Stories are built upon their strong skeletons of plot and structure. Each scene should contribute to the story, not wander away from it. Once all of this is in place, however, it is the details that change that plain flat cake with canned frosting on it into a many-tiered masterpiece.

Have you ever read a book where the details were just tossed in? Perhaps the character grabbed a glass from the cupboard in chapter 6, only to be randomly opening the cupboards in search of a glass in chapter 8. Sure, maybe the reader won’t notice, but what if they do? If your character is familiar with the kitchen in an earlier scene, they need to still be familiar with it in a later scene unless there is a good reason for it.

Likewise, if you have your character leave the house barefoot, they shouldn’t suddenly have shoes on without either returning to the house and getting their shoes, or someone gives them shoes for some reason.

It is a lot of work writing a good story. On top of all the characterizations, dialogue and scene structure you are saddled with all these details. It can be really tempting to just let that one detail slide… or perhaps you think you wrote down one thing, but you can’t remember what page it was on. No one will notice anyway, right?

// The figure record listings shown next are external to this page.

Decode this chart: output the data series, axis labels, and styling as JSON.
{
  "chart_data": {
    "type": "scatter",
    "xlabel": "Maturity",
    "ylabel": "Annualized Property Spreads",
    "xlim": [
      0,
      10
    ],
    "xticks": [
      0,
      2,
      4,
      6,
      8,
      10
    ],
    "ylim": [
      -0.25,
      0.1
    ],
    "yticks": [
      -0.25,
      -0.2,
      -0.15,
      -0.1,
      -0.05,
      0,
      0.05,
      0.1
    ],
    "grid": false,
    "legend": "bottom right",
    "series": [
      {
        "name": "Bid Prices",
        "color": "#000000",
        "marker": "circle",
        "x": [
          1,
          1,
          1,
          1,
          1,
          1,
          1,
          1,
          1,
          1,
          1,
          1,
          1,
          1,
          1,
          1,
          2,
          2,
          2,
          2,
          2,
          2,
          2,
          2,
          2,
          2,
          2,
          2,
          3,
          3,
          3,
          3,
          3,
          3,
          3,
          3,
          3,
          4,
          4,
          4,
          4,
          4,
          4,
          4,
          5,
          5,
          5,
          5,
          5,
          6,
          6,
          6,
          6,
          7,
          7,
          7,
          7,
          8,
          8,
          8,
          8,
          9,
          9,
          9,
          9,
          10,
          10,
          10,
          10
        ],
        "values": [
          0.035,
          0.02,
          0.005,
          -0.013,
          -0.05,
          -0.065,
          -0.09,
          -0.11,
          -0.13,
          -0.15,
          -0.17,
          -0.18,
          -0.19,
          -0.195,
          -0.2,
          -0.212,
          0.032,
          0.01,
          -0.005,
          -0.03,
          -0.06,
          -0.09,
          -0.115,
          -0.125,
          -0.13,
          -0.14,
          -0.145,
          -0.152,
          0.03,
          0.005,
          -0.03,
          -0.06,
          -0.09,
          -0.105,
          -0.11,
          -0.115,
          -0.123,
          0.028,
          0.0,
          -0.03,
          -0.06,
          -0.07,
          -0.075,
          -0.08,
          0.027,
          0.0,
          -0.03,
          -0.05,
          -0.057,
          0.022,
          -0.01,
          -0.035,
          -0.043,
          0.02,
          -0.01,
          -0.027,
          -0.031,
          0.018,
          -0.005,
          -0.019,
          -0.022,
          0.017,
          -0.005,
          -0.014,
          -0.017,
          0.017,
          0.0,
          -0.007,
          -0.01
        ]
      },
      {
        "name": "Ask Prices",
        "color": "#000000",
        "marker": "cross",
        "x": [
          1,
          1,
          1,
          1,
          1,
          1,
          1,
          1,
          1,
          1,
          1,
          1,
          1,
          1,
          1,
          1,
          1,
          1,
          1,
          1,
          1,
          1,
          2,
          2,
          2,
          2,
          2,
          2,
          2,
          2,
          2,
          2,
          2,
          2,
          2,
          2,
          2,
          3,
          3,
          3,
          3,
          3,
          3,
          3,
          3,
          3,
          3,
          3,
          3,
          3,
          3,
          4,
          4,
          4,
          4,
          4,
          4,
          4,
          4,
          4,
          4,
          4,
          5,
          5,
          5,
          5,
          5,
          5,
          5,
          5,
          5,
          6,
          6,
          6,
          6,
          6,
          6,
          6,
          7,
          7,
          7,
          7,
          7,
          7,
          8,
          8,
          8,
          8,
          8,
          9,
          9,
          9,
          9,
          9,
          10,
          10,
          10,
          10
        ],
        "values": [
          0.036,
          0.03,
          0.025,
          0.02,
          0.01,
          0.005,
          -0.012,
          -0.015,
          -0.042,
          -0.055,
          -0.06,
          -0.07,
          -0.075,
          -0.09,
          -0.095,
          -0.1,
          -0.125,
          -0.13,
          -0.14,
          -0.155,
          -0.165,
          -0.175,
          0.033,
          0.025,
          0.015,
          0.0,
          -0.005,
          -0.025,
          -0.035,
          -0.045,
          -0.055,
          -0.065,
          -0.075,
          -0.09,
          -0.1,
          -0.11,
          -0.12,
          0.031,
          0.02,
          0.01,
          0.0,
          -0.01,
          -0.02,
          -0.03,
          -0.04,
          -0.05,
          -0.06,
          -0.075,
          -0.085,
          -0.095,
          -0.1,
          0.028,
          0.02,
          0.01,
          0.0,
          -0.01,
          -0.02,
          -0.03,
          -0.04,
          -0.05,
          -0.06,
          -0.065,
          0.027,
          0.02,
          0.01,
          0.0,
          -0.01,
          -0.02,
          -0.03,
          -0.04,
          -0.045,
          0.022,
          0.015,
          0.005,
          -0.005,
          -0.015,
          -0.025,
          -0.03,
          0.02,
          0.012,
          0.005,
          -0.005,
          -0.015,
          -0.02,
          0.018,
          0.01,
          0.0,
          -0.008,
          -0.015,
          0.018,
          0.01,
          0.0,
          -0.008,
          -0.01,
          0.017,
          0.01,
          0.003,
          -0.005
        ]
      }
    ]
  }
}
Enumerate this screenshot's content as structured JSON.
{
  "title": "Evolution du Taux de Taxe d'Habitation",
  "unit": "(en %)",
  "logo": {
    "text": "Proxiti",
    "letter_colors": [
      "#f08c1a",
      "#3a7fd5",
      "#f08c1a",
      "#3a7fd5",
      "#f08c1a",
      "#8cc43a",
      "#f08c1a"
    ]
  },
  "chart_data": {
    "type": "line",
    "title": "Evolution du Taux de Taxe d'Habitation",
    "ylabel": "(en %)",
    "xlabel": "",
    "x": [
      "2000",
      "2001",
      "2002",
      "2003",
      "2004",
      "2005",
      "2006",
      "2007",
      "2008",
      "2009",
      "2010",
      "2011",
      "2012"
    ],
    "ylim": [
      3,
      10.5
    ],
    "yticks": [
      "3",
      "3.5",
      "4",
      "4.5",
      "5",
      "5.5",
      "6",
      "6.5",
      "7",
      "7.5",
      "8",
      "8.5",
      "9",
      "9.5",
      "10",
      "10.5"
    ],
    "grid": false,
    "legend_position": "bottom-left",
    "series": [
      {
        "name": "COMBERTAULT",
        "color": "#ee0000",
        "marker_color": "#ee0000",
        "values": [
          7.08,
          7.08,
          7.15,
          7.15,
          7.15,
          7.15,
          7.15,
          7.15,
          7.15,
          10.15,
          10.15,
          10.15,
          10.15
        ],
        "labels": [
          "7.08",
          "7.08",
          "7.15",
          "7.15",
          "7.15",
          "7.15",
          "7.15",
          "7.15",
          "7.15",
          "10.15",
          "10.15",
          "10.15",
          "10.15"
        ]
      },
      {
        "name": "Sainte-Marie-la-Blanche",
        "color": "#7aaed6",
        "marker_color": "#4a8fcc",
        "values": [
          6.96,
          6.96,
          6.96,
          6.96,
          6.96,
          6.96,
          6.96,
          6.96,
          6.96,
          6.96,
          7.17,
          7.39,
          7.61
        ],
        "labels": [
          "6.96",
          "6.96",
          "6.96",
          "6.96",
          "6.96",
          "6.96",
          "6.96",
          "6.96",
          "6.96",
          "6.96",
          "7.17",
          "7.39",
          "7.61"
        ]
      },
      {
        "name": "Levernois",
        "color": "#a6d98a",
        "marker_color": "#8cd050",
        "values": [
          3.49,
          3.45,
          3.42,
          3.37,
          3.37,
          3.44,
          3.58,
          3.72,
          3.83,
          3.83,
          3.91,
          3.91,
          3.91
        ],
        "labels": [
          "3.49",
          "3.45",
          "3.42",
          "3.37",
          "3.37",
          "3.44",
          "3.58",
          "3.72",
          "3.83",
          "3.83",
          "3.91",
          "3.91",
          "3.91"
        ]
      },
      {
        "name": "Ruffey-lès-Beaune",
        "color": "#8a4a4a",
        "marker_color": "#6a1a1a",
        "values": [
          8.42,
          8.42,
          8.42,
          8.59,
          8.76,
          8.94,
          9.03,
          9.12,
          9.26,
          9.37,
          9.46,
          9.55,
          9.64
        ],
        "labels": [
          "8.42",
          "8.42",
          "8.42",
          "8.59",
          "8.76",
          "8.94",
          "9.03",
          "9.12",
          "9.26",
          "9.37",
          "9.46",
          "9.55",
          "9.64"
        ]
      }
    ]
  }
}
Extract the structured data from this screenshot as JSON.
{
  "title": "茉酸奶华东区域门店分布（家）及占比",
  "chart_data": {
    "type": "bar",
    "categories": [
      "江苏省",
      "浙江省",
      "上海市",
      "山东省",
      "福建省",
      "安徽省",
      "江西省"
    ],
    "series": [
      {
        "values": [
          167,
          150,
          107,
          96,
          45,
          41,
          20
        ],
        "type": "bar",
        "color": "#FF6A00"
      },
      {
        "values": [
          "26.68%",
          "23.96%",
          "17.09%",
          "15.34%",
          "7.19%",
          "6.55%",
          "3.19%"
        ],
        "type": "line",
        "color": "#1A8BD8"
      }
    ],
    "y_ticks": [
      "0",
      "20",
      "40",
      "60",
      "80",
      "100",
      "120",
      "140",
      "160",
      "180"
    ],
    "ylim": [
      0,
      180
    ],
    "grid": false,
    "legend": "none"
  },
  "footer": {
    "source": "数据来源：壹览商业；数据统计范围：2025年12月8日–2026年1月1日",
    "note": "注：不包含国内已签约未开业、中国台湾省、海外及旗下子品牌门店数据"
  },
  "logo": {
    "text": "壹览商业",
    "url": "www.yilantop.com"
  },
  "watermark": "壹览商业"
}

This is what all that proofreading and editing is all about. If you don’t catch it yourself in your own proofing and editing sessions, it should be caught by an editor. This is one of the reasons why you need to proof and edit, proof and edit, proof and edit. As William Feather said, “Beware of the man who won’t be bothered with details.”

You can have the best story around, but if you muck up the details, the story won’t ring true. It won’t become that living, breathing experience that readers want. Would Doctor Who be as popular after all these years if they didn’t pay attention to the details? We recently watched the last season with the 11th Doctor. They had a theme throughout the entire season of a crack in time. By the time we got to the final episode, all those tiny details that we hadn’t even thought important throughout the season all came into play. It was a wonderful crafting that brought them all together in the end.

Whether you like that show or not is unimportant. The point is, you need to pay attention to the details. It doesn’t matter if you’re writing a short story, a novella, or a full length novel. The details make the difference.